The claim is that if you sell a property with any kind of seller financing, you will be breaking the law if you aren’t licensed to do so. This is simply not true.

Seller financing is alive and well today for those who understand how to structure deals even if you don’t have a real estate or mortgage license. It’s scary enough starting a new business without someone telling you what you are doing is illegal.

In this blog post, I’m going to try and ease your fears about this issue. Here is my take on the new Federal S.A.F.E. Act: I do not believe that it is going to affect the folks who are using my techniques.

SAFE Act Info Regarding Selling on Terms

This is taken from the Legal Hotline newsletter put out by the Indiana Association of Realtors for Brokers. It is directed at agents and brokers, but addresses the issue of dealing in Land Contracts and Lease Options specifically.

“Furthermore, land contracts will not fall under the SAFE ACT requirements since legal title in a land contract does not pass until the end of the payments. With seller financing, the difference is legal title passes from seller to buyer at closing. If your client wants to sell property under a land contract, there should be no legal issue under this Act.

If title does not pass from seller to buyer, it is DFI’s position that it is not subject to licensure.

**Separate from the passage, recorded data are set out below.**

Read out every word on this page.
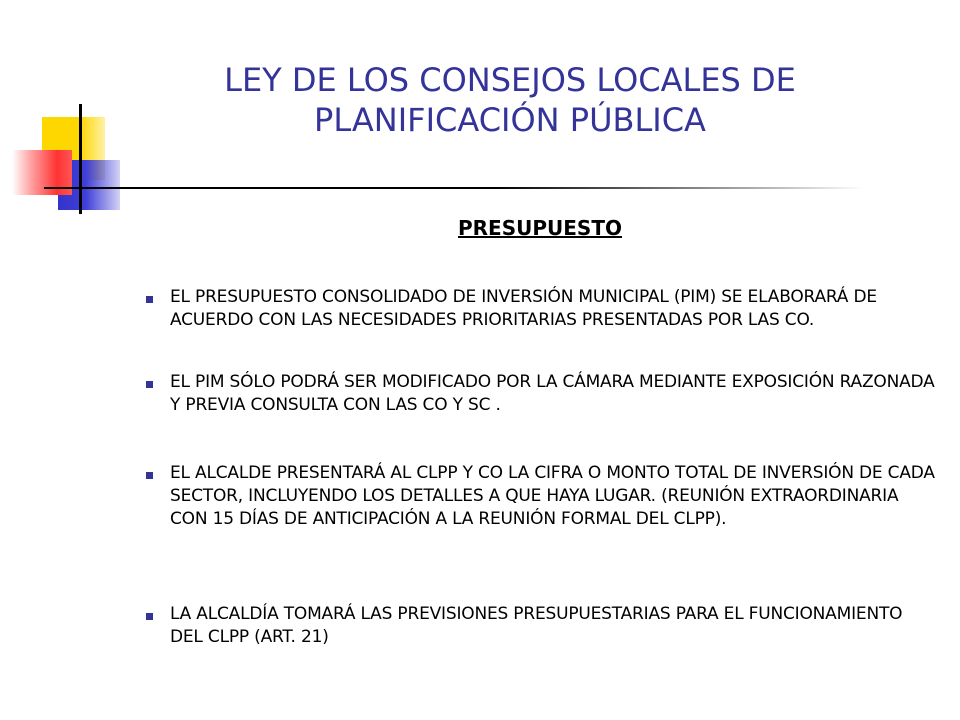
LEY DE LOS CONSEJOS LOCALES DE
PLANIFICACIÓN PÚBLICA
PRESUPUESTO
EL PRESUPUESTO CONSOLIDADO DE INVERSIÓN MUNICIPAL (PIM) SE ELABORARÁ DE ACUERDO CON LAS NECESIDADES PRIORITARIAS PRESENTADAS POR LAS CO.
EL PIM SÓLO PODRÁ SER MODIFICADO POR LA CÁMARA MEDIANTE EXPOSICIÓN RAZONADA Y PREVIA CONSULTA CON LAS CO Y SC .
EL ALCALDE PRESENTARÁ AL CLPP Y CO LA CIFRA O MONTO TOTAL DE INVERSIÓN DE CADA SECTOR, INCLUYENDO LOS DETALLES A QUE HAYA LUGAR. (REUNIÓN EXTRAORDINARIA CON 15 DÍAS DE ANTICIPACIÓN A LA REUNIÓN FORMAL DEL CLPP).
LA ALCALDÍA TOMARÁ LAS PREVISIONES PRESUPUESTARIAS PARA EL FUNCIONAMIENTO DEL CLPP (ART. 21)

Similarly, a lease with an option to purchase or other agreement where title does not pass is not subject to licensure.

IN SUMMARY, a seller will be exempt from this Act if:

  1. Owner is selling own residence vs. a rental property;
  2. If the seller never lived in the home (investor), seller is still exempt if the property is being sold on a land contract or lease with option;
  3. If the title does not pass, the owner is exempt.”

DFI is the Department of Financial Institutions.

Keep in mind, all of these regulations are based on the Federal SAFE Act which required compliance in all States. So other than a few amendments here and there, the State by State legislation is not going to be much different anywhere you go.

What Does this Mean to Me?

The only difference that we have to keep in mind when using the things I teach is that you should no longer sell a property “subject to” if you are not the owner residence of that property.

That is not a problem if you use my techniques. We don’t sell “subject to” we buy “subject to” and then sell with a Land Contract or Lease Option. Once you understand my hierarchy of zero down structures, all this is very clear.

Ultimately, if you do what I teach, you won’t have to worry about this issue or this legislation.

And the beauty of having this legislation now, it will probably quiet down the political storm around mortgages for a while and forestall any other more onerous legislation.

IMPORTANT NOTE: I am not an attorney. I do not even play one on TV. Don’t count on my advice as legal advice. One of the things I find is when folks are frightened about a particular issue, it makes them freeze up and hesitate to take action. If you are not comfortable with this issue, be sure to speak with a local attorney.